Warm (plantain infused)oil to 150 in a double boiler. To approx 6 parts oil, add 1 parts beeswax. You can also add 5 parts vegetable glycerin, but I haven't done that yet. It takes quite a bit of heat to melt beeswax and I did it on the woodstove. When the beeswax has melted into the oil, pour into your container (I use short glass wide mouth jars) and let it sit to cool. When I've put it near an open window to cool quickly, the center tends to cave in (which is fine, but a gift I didn't like the appearance). After it cools, if it's not stiff enough, heat it up again and add more beeswax. If it's too stiff, heat again and add more oil.
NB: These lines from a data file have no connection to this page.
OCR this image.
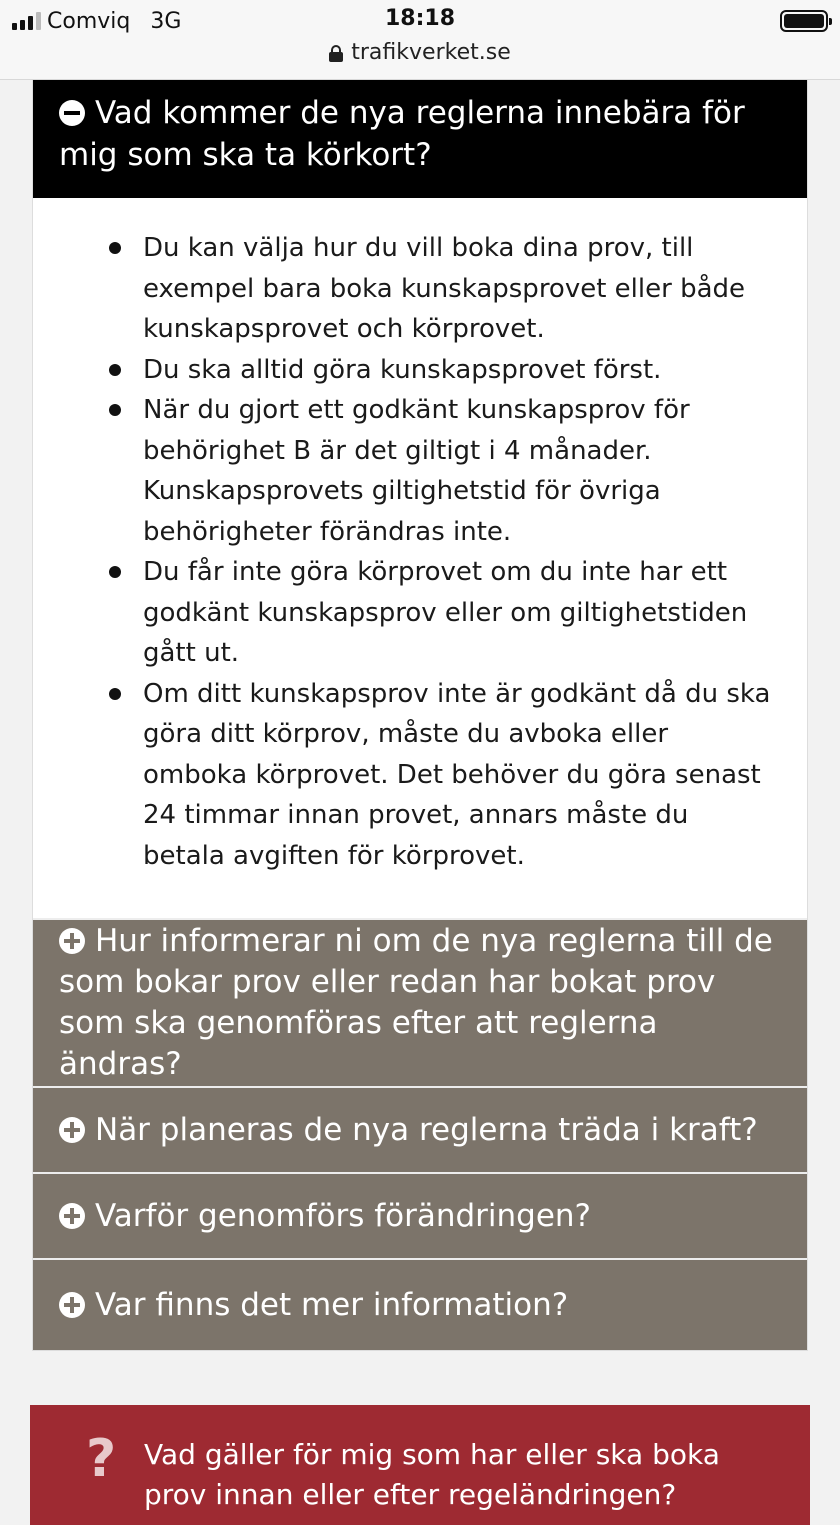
Comviq 3G	18:18
trafikverket.se
Vad kommer de nya reglerna innebära för mig som ska ta körkort?
Du kan välja hur du vill boka dina prov, till exempel bara boka kunskapsprovet eller både kunskapsprovet och körprovet.
Du ska alltid göra kunskapsprovet först.
När du gjort ett godkänt kunskapsprov för behörighet B är det giltigt i 4 månader. Kunskapsprovets giltighetstid för övriga behörigheter förändras inte.
Du får inte göra körprovet om du inte har ett godkänt kunskapsprov eller om giltighetstiden gått ut.
Om ditt kunskapsprov inte är godkänt då du ska göra ditt körprov, måste du avboka eller omboka körprovet. Det behöver du göra senast 24 timmar innan provet, annars måste du betala avgiften för körprovet.
Hur informerar ni om de nya reglerna till de som bokar prov eller redan har bokat prov som ska genomföras efter att reglerna ändras?
När planeras de nya reglerna träda i kraft?
Varför genomförs förändringen?
Var finns det mer information?
? Vad gäller för mig som har eller ska boka prov innan eller efter regeländringen?
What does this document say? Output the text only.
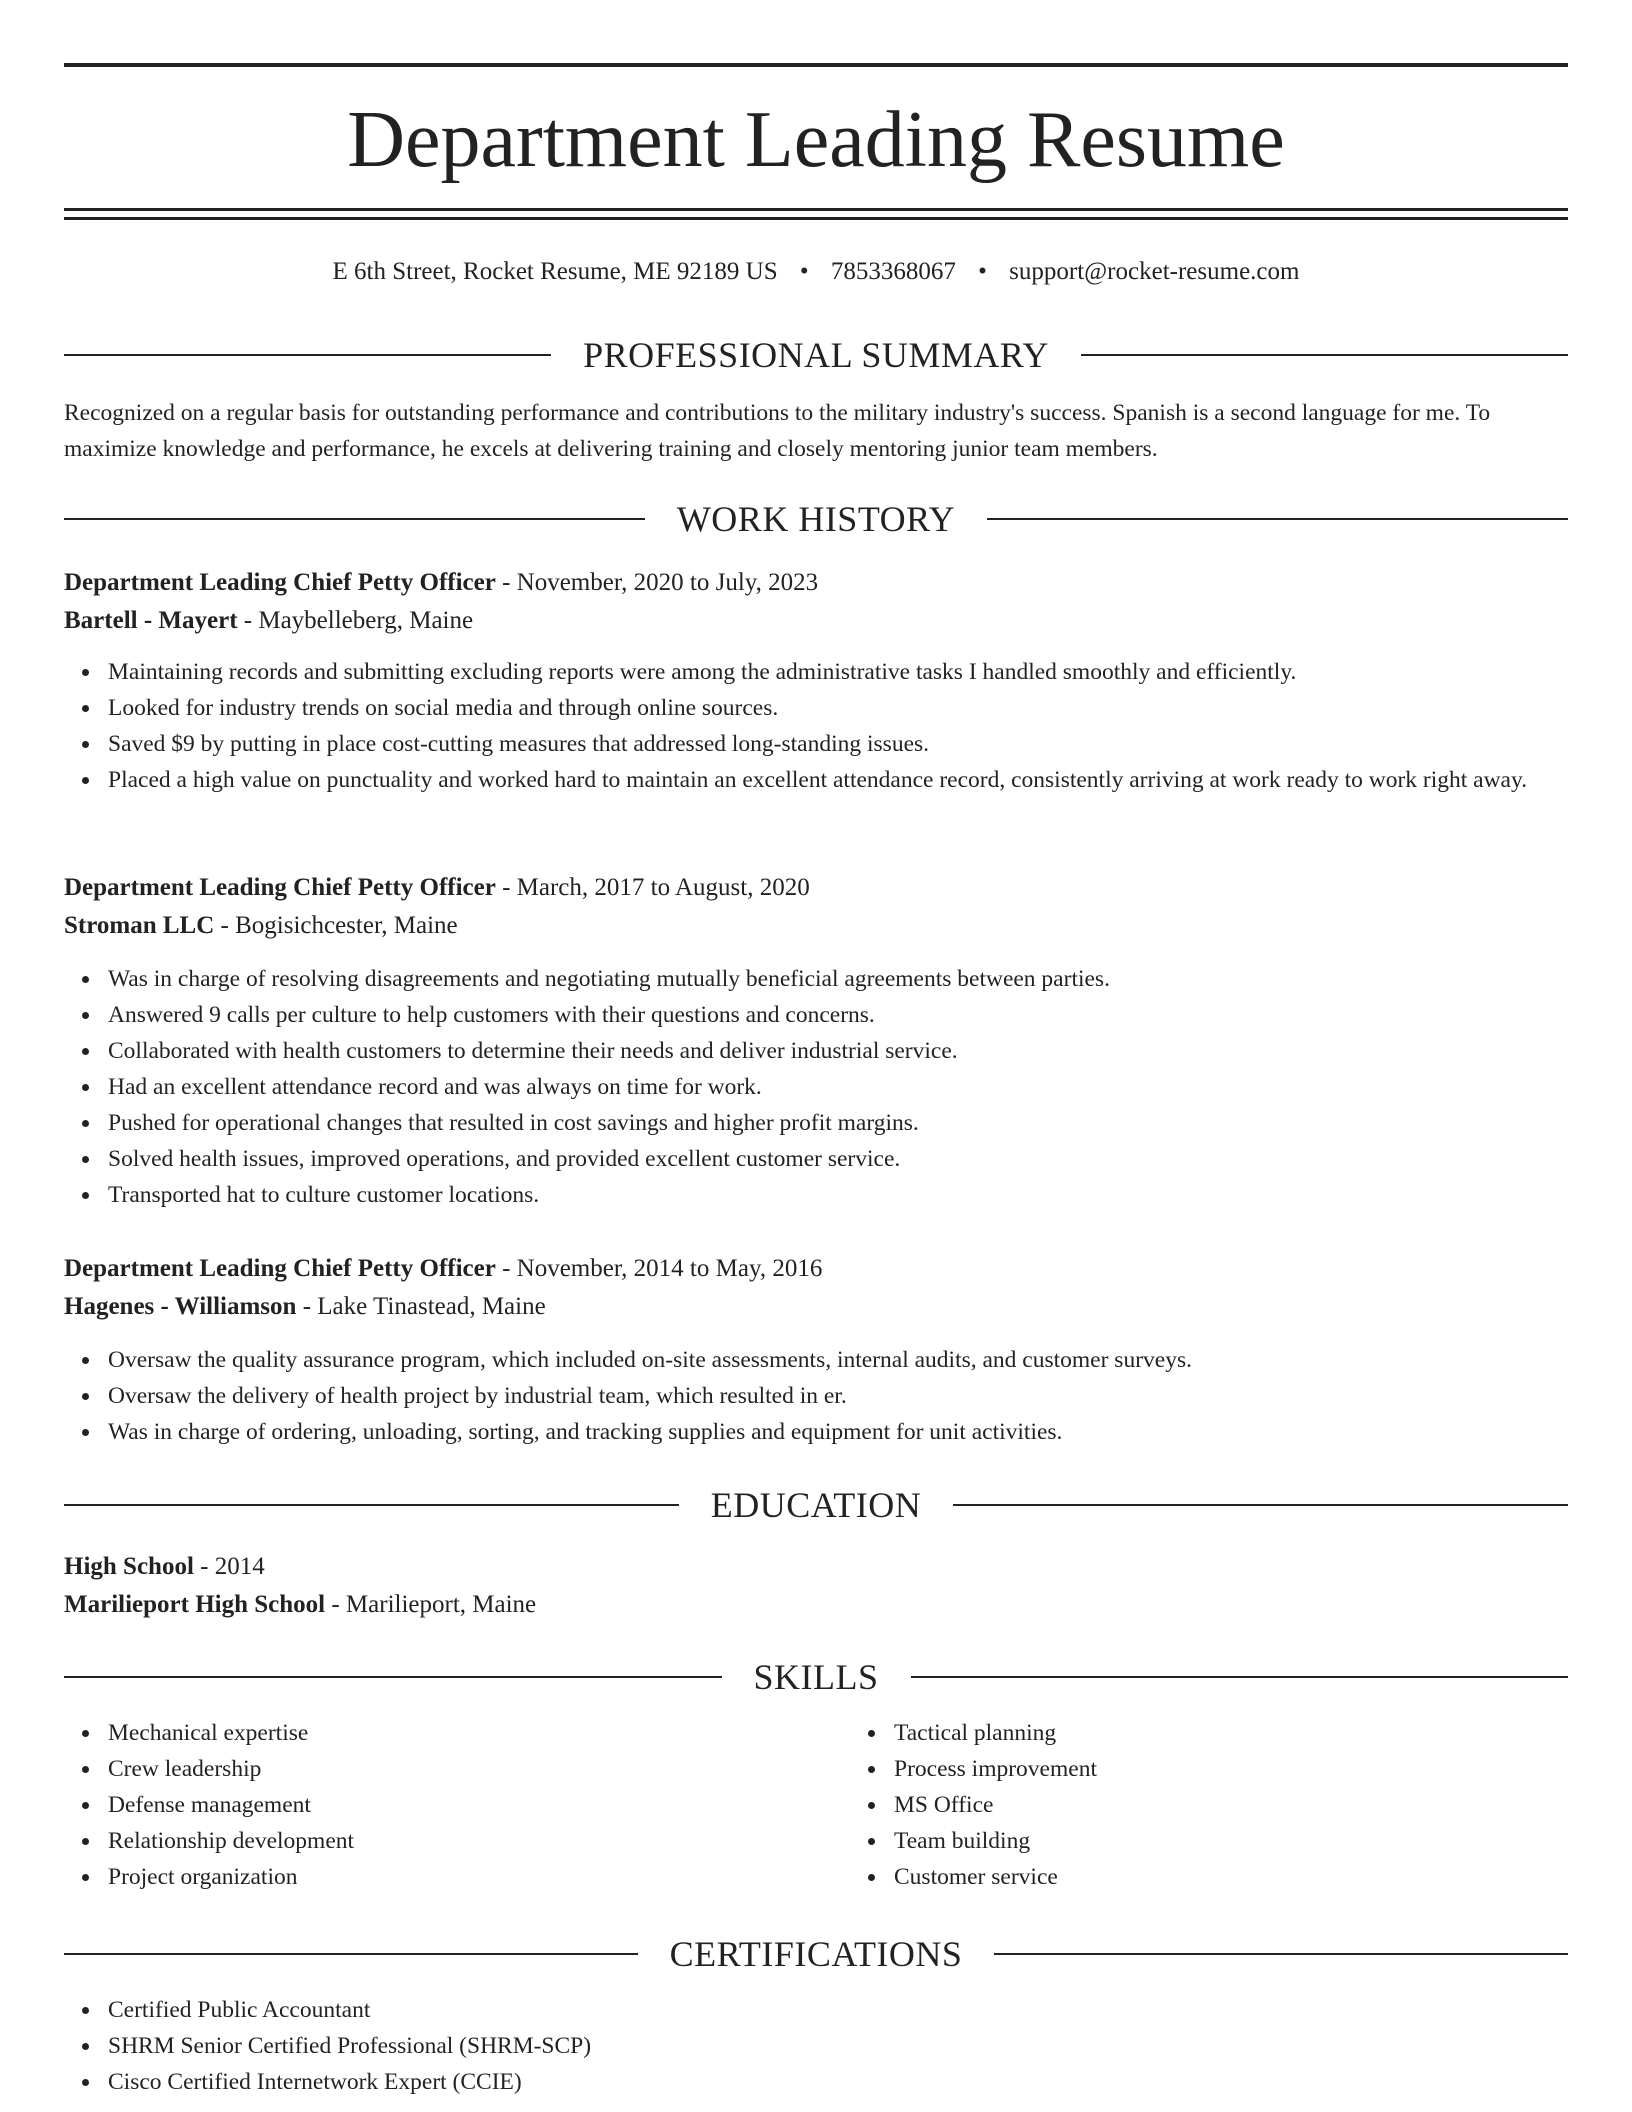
Department Leading Resume
E 6th Street, Rocket Resume, ME 92189 US • 7853368067 • support@rocket-resume.com
PROFESSIONAL SUMMARY

Recognized on a regular basis for outstanding performance and contributions to the military industry's success. Spanish is a second language for me. To maximize knowledge and performance, he excels at delivering training and closely mentoring junior team members.

WORK HISTORY
Department Leading Chief Petty Officer - November, 2020 to July, 2023
Bartell - Mayert - Maybelleberg, Maine
Maintaining records and submitting excluding reports were among the administrative tasks I handled smoothly and efficiently.
Looked for industry trends on social media and through online sources.
Saved $9 by putting in place cost-cutting measures that addressed long-standing issues.
Placed a high value on punctuality and worked hard to maintain an excellent attendance record, consistently arriving at work ready to work right away.
Department Leading Chief Petty Officer - March, 2017 to August, 2020
Stroman LLC - Bogisichcester, Maine
Was in charge of resolving disagreements and negotiating mutually beneficial agreements between parties.
Answered 9 calls per culture to help customers with their questions and concerns.
Collaborated with health customers to determine their needs and deliver industrial service.
Had an excellent attendance record and was always on time for work.
Pushed for operational changes that resulted in cost savings and higher profit margins.
Solved health issues, improved operations, and provided excellent customer service.
Transported hat to culture customer locations.
Department Leading Chief Petty Officer - November, 2014 to May, 2016
Hagenes - Williamson - Lake Tinastead, Maine
Oversaw the quality assurance program, which included on-site assessments, internal audits, and customer surveys.
Oversaw the delivery of health project by industrial team, which resulted in er.
Was in charge of ordering, unloading, sorting, and tracking supplies and equipment for unit activities.
EDUCATION
High School - 2014
Marilieport High School - Marilieport, Maine
SKILLS
Mechanical expertise
Crew leadership
Defense management
Relationship development
Project organization
Tactical planning
Process improvement
MS Office
Team building
Customer service
CERTIFICATIONS
Certified Public Accountant
SHRM Senior Certified Professional (SHRM-SCP)
Cisco Certified Internetwork Expert (CCIE)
For the bites that the salve wouldn't work on (or if you don't have salve), the poultice did work wonderfully. Find the plantain, chew it, spit it out onto your hands, put it on the bite or sore, and cover with a band aid or somethign to keep it from falling off. The first time I did it, of course I had to wash the plant and barely chewed it with my front teeth thinking it would be gross. I waited for the gross taste to kick in and it never did. It was good, like salad, and I ate some more just for the heck of it. A wet, well chewed gob makes the best poultice. You might think having green spit on you is disgusting, but when you get total relief from a bite that is driving you crazy from a plant that tastes like salad; it's not so disgusting anymore. Stop buying that pink stuff.
In the evening, the babies and I have been sitting outside in some shade. The tail gate of the truck makes a nice bench to see a patch of phlox and tiger lilies in full bloom growing near by. The kittens run up and down the trees and when the sun is setting they try to catch the fireflies. Dorothy the Queen cat perches royally nearby on the trailer observing all the nonsensical play, but lately she's just happened to sit in the grass close to the kittens who have included her in their play. I think she must be enjoying herself, but would never admit it. Lucille, Lollipop, Barney, Vincent and the neighbor's dog John John that we are babysitting, sit in the shade with me watching the kittens play and sometime Lolli just can't help herself and will run after them stopping short before they whack her.
Rufus the pig sleeps under the deck in a cool bed of sand with some straw placed where he wants it. It's right under our bedroom window though and he snores. So that's been funny on some nights.
Since we've been here, very close up I've seen a fox who paused on the path to look at me and a falcon that swooped down. It's so beautiful here.
On a sad note, my most special cat companion Mazie Grace died the week before we moved. She was hit by a car. Her death has been the hardest to cope with and I'm still in the "it's not fair" and "why her?!" mode. She was my walking buddy and I imagined her and I walking the woods at our new place to find plants . When I go walking the other animals come, but it's just not the same without her. She would sit behind me in the evening and "groom" this spot on my head that always feels weird and would bury her face in my hair. Her twin brother Eicky is a constant reminder that she's not here.